Tout ça, c’était déjà vrai quand j’étais au collège. Ce qui est nouveau, c’est la progression ahurissante du niveau de violence sociale, physique et verbale dans l’indifférence générale. Ce qui est nouveau, c’est que nos enfants trouvent normal de se faire bousculer, insulter, discriminer, racketter, et que la loi du silence soit respectée. Ce qui est nouveau, c’est que ces têtes blondes ou brunes se jettent à la figure leur appartenance religieuse, portée comme un drapeau en même temps que vidée de tout sens spirituel. Ce qui est nouveau aussi, c’est l’omniprésence d’un vocabulaire sexuel et sexiste ordurier, brutal, qui constitue à lui seul une agression aussi constante que banalisée, un préliminaire à une culture de la domination et du viol. Ce qui n’est pas nouveau mais va s’aggravant, c’est la banalisation de l’irrespect et du désordre, des cours chaotiques et de l’absence de travail, même pas faute de le vouloir mais, dans certains cours, faute de le pouvoir.

Ce qui me frappe c’est la gangrène de l’absence de sens : il n’y a pas d’autre rapport que le rapport de pouvoir. L’empathie pour l’autre, les interdits fondateurs (ne pas faire, ni se faire, de mal), l’idée d’un apprentissage qui a du sens en lui-même et prépare à un projet de vie, d’une spiritualité soutenue par des valeurs, d’une sexualité sous le signe du respect et du lien, d’une humanité commune, d’un sens du collectif – INEXISTANTS dans le quotidien mais je pense aussi, dans les discours qu’ils entendent.

La parole non plus n’a plus de sens – la parole donnée, l’interdit, les mots qui humanisent, bâtissent des ponts et non des murs. La parole est insulte, interjection, crachat, actes sans pensée, impulsions sans mots.

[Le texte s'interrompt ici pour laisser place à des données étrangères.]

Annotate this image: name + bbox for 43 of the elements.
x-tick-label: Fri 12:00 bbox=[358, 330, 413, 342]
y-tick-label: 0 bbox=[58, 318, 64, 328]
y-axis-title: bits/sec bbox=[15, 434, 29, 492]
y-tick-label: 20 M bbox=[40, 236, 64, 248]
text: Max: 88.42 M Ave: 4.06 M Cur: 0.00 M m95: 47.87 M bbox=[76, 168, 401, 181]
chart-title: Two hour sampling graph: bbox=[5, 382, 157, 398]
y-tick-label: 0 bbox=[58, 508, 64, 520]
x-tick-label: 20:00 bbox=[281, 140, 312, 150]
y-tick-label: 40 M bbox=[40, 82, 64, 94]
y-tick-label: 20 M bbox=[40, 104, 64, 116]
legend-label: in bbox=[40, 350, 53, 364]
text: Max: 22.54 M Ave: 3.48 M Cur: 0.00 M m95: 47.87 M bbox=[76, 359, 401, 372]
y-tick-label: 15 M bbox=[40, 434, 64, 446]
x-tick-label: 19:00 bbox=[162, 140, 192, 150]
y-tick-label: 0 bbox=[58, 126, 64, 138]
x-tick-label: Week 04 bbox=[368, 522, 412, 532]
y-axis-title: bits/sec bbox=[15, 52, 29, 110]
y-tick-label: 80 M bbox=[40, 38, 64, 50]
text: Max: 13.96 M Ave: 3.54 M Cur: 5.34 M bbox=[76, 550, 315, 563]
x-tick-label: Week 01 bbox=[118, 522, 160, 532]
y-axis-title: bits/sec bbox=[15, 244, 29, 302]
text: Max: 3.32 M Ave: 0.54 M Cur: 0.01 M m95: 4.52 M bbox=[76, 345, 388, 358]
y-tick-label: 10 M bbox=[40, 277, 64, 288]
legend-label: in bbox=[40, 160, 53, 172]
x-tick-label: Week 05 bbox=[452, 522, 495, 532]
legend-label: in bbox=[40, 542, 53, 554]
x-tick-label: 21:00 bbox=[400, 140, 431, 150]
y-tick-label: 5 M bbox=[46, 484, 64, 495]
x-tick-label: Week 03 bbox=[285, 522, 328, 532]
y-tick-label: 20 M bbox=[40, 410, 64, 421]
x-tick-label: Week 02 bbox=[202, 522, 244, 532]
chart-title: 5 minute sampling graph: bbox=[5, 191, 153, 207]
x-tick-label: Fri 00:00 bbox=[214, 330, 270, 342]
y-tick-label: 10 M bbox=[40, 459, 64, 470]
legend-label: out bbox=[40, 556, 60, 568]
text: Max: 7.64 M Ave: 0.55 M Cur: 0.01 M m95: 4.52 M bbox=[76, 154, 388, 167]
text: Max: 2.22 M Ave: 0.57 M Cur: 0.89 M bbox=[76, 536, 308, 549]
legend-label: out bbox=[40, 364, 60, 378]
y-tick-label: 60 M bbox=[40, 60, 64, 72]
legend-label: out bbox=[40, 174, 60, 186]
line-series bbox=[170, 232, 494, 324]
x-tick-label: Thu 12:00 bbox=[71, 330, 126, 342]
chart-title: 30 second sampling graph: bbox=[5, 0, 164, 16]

Aux élections de délégués dans la classe d’Elsa, il y  a eu 18 voix pour Dark Vador et autant pour Dora l’exploratrice. Est-ce qu’un adulte a vraiment pris le temps d’expliquer le sens de cette représentation du collectif ? Est-ce que ce n’était pas le moment de faire de cette éducation « morale et civique » un temps enfin utile ? Est-ce que nos adolescents sont à ce point écœurés des systèmes adultes qu’ils désignent les héros de leur enfance  - comme un gag triste, une provocation désespérée ?

Quand le quotidien de l’échange de couloir ressemble à « - Je nique ta mère par tous les trous / - Ta gueule puceau, je suis sûre que t’as jamais vu une chatte en vrai » (car l’élégance du langage n’est pas réservée aux garçons), est-ce que parfois un adulte réagit ?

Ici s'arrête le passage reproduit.